Where it's used downstream

  • Valuevalue_class feeds the class_cpp column of data/value/value.csv.
  • Risk / Eligibility — these stages key off github_repo, and cpp identity is GitHub-only. Many flagship cpp upstreams live off GitHub — glibc (sourceware.org), gcc (Savannah), glib (gitlab.gnome.org), mpfr (gitlab.inria.fr), curl (curl.se) — so they carry a git_url in value.csv but github_repo="", and slip out of Risk and Eligibility. Coverage jumps once non-GitHub Git hosts are counted: 26% → 41% of results overall, and A+B 32% → 95% (most non-GitHub upstreams are the load-bearing A/B libraries).

Outputs

In data/sources/cpp/:

  • raw/packages.csv — per-project join with aggregated signals
  • top-packages.csv — top C/C++ projects by download mass
  • dependency-tree.csv — runtime project→project edges (type = "declared")
  • github-repos.csv — project→GitHub-repo mappings
  • results.csv — all dep-tree projects with pagerank + value_class
uv run python -m src.sources.cpp.process_data [--top-share F] [--include-non-cpp]

cpp funnel & classes

Carried from the cross-ecosystem tables in value.md:

Stage Count
Top packages (95% downloads) 1,643
After dep tree 2,648
Results 1,882
With GitHub repo 482 (26%)
With any Git URL 770 (41%)

Results (1,882) < After dep tree (2,648) because the is_cpp filter drops language-agnostic distro packages that rode in as dependencies.

Class A B C D Total
Packages 10 82 291 1,499 1,882
Repos (value.csv) 10 81 291 1,491

A+B repos: 32% have a GitHub repo, 95% have some Git URL.

Limitations

  • Runtime-only dep tree — build infrastructure (cmake, pkgconf) is undervalued; PageRank reflects runtime coupling, not build coupling.
  • GitHub-only identity downstream — Risk/Eligibility miss non-GitHub upstreams even though value.csv now exposes their git_url.

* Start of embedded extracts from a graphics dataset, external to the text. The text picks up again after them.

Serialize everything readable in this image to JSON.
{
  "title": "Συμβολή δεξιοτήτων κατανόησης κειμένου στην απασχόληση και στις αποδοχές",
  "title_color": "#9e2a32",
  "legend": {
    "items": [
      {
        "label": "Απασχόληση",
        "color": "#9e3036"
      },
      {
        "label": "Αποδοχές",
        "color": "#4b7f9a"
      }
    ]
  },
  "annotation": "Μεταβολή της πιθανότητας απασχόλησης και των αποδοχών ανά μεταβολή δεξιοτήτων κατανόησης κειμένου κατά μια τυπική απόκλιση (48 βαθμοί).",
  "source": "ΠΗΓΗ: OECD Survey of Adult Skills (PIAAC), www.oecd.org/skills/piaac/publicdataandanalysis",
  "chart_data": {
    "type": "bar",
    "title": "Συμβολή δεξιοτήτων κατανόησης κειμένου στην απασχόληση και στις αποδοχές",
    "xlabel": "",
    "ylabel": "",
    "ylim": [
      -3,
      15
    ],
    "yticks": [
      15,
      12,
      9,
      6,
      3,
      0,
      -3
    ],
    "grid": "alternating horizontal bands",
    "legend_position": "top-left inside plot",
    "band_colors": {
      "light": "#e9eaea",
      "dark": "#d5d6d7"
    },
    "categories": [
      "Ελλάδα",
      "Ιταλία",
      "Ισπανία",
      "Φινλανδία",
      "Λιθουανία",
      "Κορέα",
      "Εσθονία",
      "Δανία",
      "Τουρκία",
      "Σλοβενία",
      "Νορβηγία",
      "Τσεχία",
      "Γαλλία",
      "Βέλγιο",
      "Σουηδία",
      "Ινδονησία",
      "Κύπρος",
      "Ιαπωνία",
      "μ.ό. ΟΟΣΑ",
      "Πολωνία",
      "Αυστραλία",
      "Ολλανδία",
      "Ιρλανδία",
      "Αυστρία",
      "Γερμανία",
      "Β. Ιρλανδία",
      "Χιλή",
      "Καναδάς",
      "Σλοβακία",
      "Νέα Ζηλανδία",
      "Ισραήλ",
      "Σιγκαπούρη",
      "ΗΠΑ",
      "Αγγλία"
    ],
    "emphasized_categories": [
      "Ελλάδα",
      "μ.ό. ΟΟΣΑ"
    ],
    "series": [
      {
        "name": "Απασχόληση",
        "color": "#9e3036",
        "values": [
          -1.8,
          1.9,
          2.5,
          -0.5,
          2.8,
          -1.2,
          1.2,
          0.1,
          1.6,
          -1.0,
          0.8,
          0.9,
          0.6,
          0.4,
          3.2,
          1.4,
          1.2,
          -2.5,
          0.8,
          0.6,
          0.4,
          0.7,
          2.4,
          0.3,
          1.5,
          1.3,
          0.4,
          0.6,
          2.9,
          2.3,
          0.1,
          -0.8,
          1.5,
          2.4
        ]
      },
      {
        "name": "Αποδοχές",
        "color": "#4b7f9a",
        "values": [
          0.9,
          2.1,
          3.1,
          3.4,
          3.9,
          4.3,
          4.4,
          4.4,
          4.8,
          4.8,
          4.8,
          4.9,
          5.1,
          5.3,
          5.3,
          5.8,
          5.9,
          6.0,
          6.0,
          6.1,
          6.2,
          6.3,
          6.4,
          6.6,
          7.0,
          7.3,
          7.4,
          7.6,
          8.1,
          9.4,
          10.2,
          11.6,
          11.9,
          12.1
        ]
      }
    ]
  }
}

Fully fixing this needs per-host adapters (GitLab API, Savannah, sourceware) for license/EOL/contributor checks.
  • is_cpp drops — language-agnostic distro packages are filtered out of results.csv, so the cpp result set is smaller than its raw dep tree.
  • Wayback-derived installs — both download proxies have sparse/truncated snapshots (see debian / homebrew).